Со временем семейства Карпенко обустроились и на заимках.    Давид Васильевич поставил избушку с плитой, на  фкоторой варил вкуснейшие  борщи, такие, что запомнились Иванке навсегда. Он с интересом наблюдал за отцовыми приготовлениями борща. На глазах начиналось колдовство, в котором мясному бульону основной вкус придавала свекла. Давид Васильевич предварительно дробил кости на продольные части и ставил на слабом огне на четыре-пять часов варки, а за два часа до окончания добавлял мясную грудинку.  К говядине мог добавить баранину или мелко нарезанную домашнюю колбасу. Бывало, борщ готовился  на курином или гусином бульоне, тогда он назывался полтавским, в который другие виды мяса не добавлялись.

Потом кудесник кулинарии извлекал мясо и на бульоне, вываренном наполовину, готовил овощную часть.
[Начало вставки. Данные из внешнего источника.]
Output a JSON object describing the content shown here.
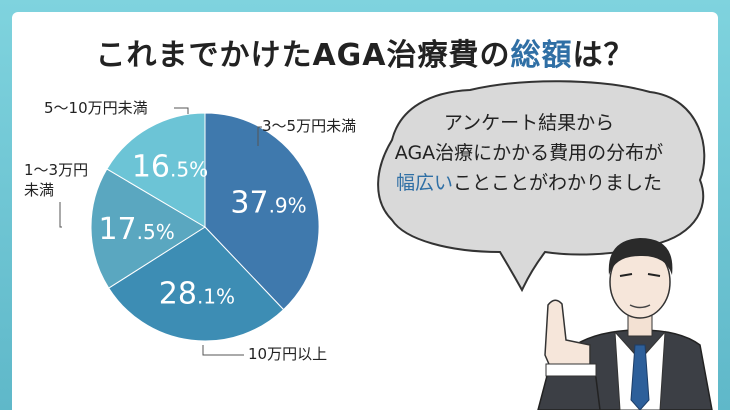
{
  "title": {
    "before": "これまでかけたAGA治療費の",
    "accent": "総額",
    "after": "は？"
  },
  "bubble": {
    "line1": "アンケート結果から",
    "line2": "AGA治療にかかる費用の分布が",
    "line3_accent": "幅広い",
    "line3_rest": "ことことがわかりました"
  },
  "colors": {
    "accent": "#2f6fa5",
    "frame": "#6cc4d2"
  },
  "chart_data": {
    "type": "pie",
    "slices": [
      {
        "label": "3〜5万円未満",
        "value": 37.9,
        "text_int": "37",
        "text_dec": ".9",
        "text_pct": "%",
        "color": "#3f79ad"
      },
      {
        "label": "10万円以上",
        "value": 28.1,
        "text_int": "28",
        "text_dec": ".1",
        "text_pct": "%",
        "color": "#3d8db4"
      },
      {
        "label": "1〜3万円未満",
        "value": 17.5,
        "text_int": "17",
        "text_dec": ".5",
        "text_pct": "%",
        "color": "#5aa7c0"
      },
      {
        "label": "5〜10万円未満",
        "value": 16.5,
        "text_int": "16",
        "text_dec": ".5",
        "text_pct": "%",
        "color": "#6cc4d6"
      }
    ],
    "start_angle": "top",
    "direction": "clockwise"
  },
  "labels": {
    "s0": "3〜5万円未満",
    "s1": "10万円以上",
    "s2_line1": "1〜3万円",
    "s2_line2": "未満",
    "s3": "5〜10万円未満"
  }
}
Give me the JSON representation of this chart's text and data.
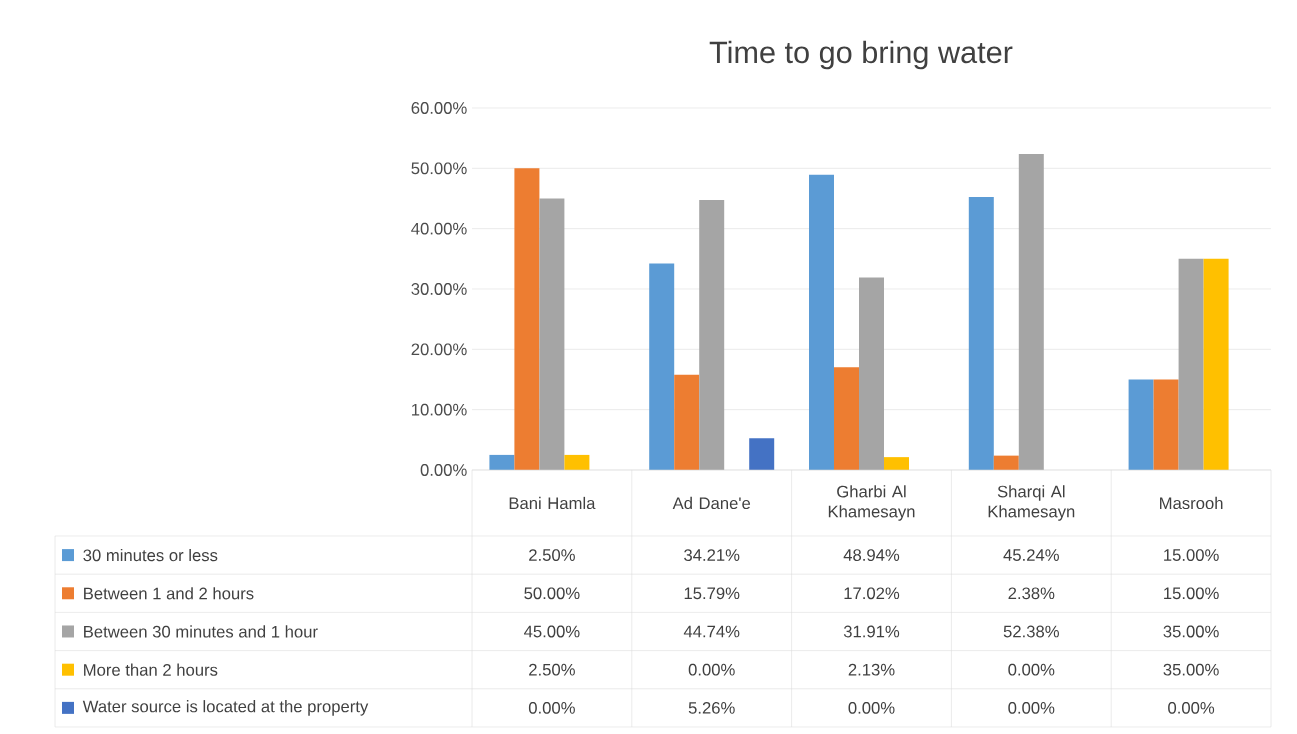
{
  "chart_data": {
    "type": "bar",
    "title": "Time to go bring water",
    "categories": [
      "Bani Hamla",
      "Ad Dane'e",
      "Gharbi Al Khamesayn",
      "Sharqi Al Khamesayn",
      "Masrooh"
    ],
    "ylim": [
      0,
      60
    ],
    "yticks": [
      {
        "value": 0,
        "label": "0.00%"
      },
      {
        "value": 10,
        "label": "10.00%"
      },
      {
        "value": 20,
        "label": "20.00%"
      },
      {
        "value": 30,
        "label": "30.00%"
      },
      {
        "value": 40,
        "label": "40.00%"
      },
      {
        "value": 50,
        "label": "50.00%"
      },
      {
        "value": 60,
        "label": "60.00%"
      }
    ],
    "grid": "y",
    "legend": "bottom",
    "series": [
      {
        "name": "30 minutes or less",
        "color": "#5b9bd5",
        "values": [
          2.5,
          34.21,
          48.94,
          45.24,
          15.0
        ],
        "value_labels": [
          "2.50%",
          "34.21%",
          "48.94%",
          "45.24%",
          "15.00%"
        ]
      },
      {
        "name": "Between 1  and 2 hours",
        "color": "#ed7d31",
        "values": [
          50.0,
          15.79,
          17.02,
          2.38,
          15.0
        ],
        "value_labels": [
          "50.00%",
          "15.79%",
          "17.02%",
          "2.38%",
          "15.00%"
        ]
      },
      {
        "name": "Between 30 minutes and 1 hour",
        "color": "#a5a5a5",
        "values": [
          45.0,
          44.74,
          31.91,
          52.38,
          35.0
        ],
        "value_labels": [
          "45.00%",
          "44.74%",
          "31.91%",
          "52.38%",
          "35.00%"
        ]
      },
      {
        "name": "More than 2 hours",
        "color": "#ffc000",
        "values": [
          2.5,
          0.0,
          2.13,
          0.0,
          35.0
        ],
        "value_labels": [
          "2.50%",
          "0.00%",
          "2.13%",
          "0.00%",
          "35.00%"
        ]
      },
      {
        "name": "Water source is located at the property",
        "color": "#4472c4",
        "values": [
          0.0,
          5.26,
          0.0,
          0.0,
          0.0
        ],
        "value_labels": [
          "0.00%",
          "5.26%",
          "0.00%",
          "0.00%",
          "0.00%"
        ]
      }
    ]
  }
}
Свеклу он тушил в разогретом масле отдельно от других овощей и варил до полуприготовления в кожуре, а чистил позже и сбрызгивал яблочным уксусом или лимонным  соком. Из других овощных добавок не обходилось без нарезанного лука, моркови соломкой и зелени. Мелко нарезанные помидоры варились в жире до его покраснения под помидорный цвет. Эти и всякие другие добавки, за приготовлением которых Иванка не успевал доглядеть, профессор украинской кухни поочередно закладывал в  бульон, и не как попало, а в определенном порядке, известном только ему. Среди добавок бывала поджаренная мука. Из  прочих секретов:  борщ готовился не на воде, а на свекольной закваске. Двадцатиминутное настаивание - и лакомство подавалось на стол.

Вечером натруженные кони с удовольствием хрумкали мешку – мелко нарубленное сено, пересыпанное яричной дробленкой и смоченное водой, восстанавливая сытость и силы на новый день.  Два труженика, отец и сын, ложились на застланные сеном нары, и под слабый свет каганца старший рассказывал малому сказки на сон, каких знал великое множество. А может, и надумывал.

Дед Василий Трофимович еще продержался бобылем несколько лет и умер скоропостижно. Однажды натопил он баньку, построенную им собственноручно, и под светлое Рождество пошел помыться, освежить тело и дух на праздник, но не дошел до нее по снежной огородной тропинке. Подобрали его застывшим на снегу, с чистым бельем, прижатым к телу. Обмыли  в натопленной бане, которую дед сам затопил. Одели в чистое нижнее белье, которое сам подобрал.
 Схоронили деда Василия  на семейной усыпальнице и поставили в изголовье высокий лиственничный крест, какой он достойно нес всю хлопотливую жизнь на благо рода и односельчан. Так и разместились основатели рода, Татьяна Ивановна и Василий Трофимович,  справа и слева от внучатого захоронения, охраняя вечный покой любимых внучат, которых не смогли уберечь в расцвете едва начавшегося детства.